We had heard that tips were included in Italy but weren't really sure how to not tip (it's against my pizza delivery driver instincts). We noticed the menu said "servizio inclusivo" and thought that must mean we don't have to tip. In order to not offend our former-fascist host we pointed at the words and asked our server what they meant. She said, "ah, tip not included". Oh, good thing we asked.

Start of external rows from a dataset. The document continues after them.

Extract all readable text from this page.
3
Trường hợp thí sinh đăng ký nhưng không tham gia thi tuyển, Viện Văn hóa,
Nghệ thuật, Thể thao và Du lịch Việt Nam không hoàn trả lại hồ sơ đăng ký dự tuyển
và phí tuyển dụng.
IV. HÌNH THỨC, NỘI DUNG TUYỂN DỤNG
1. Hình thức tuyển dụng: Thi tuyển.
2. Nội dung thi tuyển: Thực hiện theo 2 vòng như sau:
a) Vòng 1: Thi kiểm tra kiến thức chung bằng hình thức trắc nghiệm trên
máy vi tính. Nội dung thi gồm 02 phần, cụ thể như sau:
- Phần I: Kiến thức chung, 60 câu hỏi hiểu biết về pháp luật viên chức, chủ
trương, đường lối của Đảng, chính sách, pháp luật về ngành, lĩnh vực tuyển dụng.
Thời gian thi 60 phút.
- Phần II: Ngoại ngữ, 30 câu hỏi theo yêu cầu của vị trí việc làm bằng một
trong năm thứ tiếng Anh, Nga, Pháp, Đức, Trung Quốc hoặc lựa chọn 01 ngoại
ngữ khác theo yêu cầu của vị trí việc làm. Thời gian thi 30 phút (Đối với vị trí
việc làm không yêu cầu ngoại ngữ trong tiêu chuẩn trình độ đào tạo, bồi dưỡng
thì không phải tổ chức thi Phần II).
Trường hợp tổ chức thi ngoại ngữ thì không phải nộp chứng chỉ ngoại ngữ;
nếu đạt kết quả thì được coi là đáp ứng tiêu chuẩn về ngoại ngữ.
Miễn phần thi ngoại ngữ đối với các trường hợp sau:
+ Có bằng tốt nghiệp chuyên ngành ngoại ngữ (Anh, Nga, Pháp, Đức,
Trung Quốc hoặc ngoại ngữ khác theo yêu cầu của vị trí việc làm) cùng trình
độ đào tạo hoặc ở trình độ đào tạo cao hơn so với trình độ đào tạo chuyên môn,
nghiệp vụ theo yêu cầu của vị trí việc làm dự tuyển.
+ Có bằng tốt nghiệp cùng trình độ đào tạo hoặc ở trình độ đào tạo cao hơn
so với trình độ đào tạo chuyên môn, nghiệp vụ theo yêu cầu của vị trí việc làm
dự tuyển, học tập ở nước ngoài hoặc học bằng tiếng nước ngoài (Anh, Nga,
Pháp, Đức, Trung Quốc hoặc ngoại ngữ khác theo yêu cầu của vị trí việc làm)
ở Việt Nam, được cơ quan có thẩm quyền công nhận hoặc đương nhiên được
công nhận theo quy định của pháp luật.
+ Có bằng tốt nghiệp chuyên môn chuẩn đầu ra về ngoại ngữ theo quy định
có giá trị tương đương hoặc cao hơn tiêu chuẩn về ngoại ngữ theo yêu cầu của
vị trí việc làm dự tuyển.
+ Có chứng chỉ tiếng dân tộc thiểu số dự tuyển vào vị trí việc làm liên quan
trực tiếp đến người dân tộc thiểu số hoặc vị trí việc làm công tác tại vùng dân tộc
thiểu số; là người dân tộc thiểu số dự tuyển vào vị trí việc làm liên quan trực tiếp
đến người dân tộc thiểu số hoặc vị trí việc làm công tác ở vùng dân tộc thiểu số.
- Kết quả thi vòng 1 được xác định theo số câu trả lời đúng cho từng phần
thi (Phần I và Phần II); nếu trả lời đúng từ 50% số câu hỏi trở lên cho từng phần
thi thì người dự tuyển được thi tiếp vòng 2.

After dinner we walked back to the hotel and took out the guidebook to check out what to do on our first full day in Rome. On the second or so page I saw a note that said "Most meals include tips in Italy, just look for the words "servizio inclusivo" on the menu to know for sure".

Sweet.

As you can tell, Day 5 was not the most stress free vacation day that one can have. To summarize: we hoofed it around Hyde Park searching for a fountain that was turned off and locked up, had to run to find a walking tour where we were scolded, tugged two "cases" behind a man carrying an umbrella over his head over several blocks filled with irratable tourists, traversed a large section of London (still with cases) on foot to find out we couldn't stow our cases or get into the attraction, had a Tube line we needed close down on us, were delayed on the tarmac for an hour, were almost abducted by a shady cab driver, and finally tricked into leaving a tip.

Quite a day!

1. He had strict rules, expected to be called 'sir', and a healthy love for the Queen. 2. Not "The Big Bus Company. 3. Terror concerns. 4. I will go to extreme lengths to avoid ATM fees 5. Realizing there were no RBS ATM's in Italy. 6. The fare was only 10 pounds, though taxes and fees were an additional 70! 7. The dedicated civil servant at the passport desk to declined to actually check any passports - it makes the TSA look organized and passionate! 8. Italian for Terminal (we assumed). 9. Which we forgot to take pictures of. 10. Two years of high school French and that's about the extent of my recall.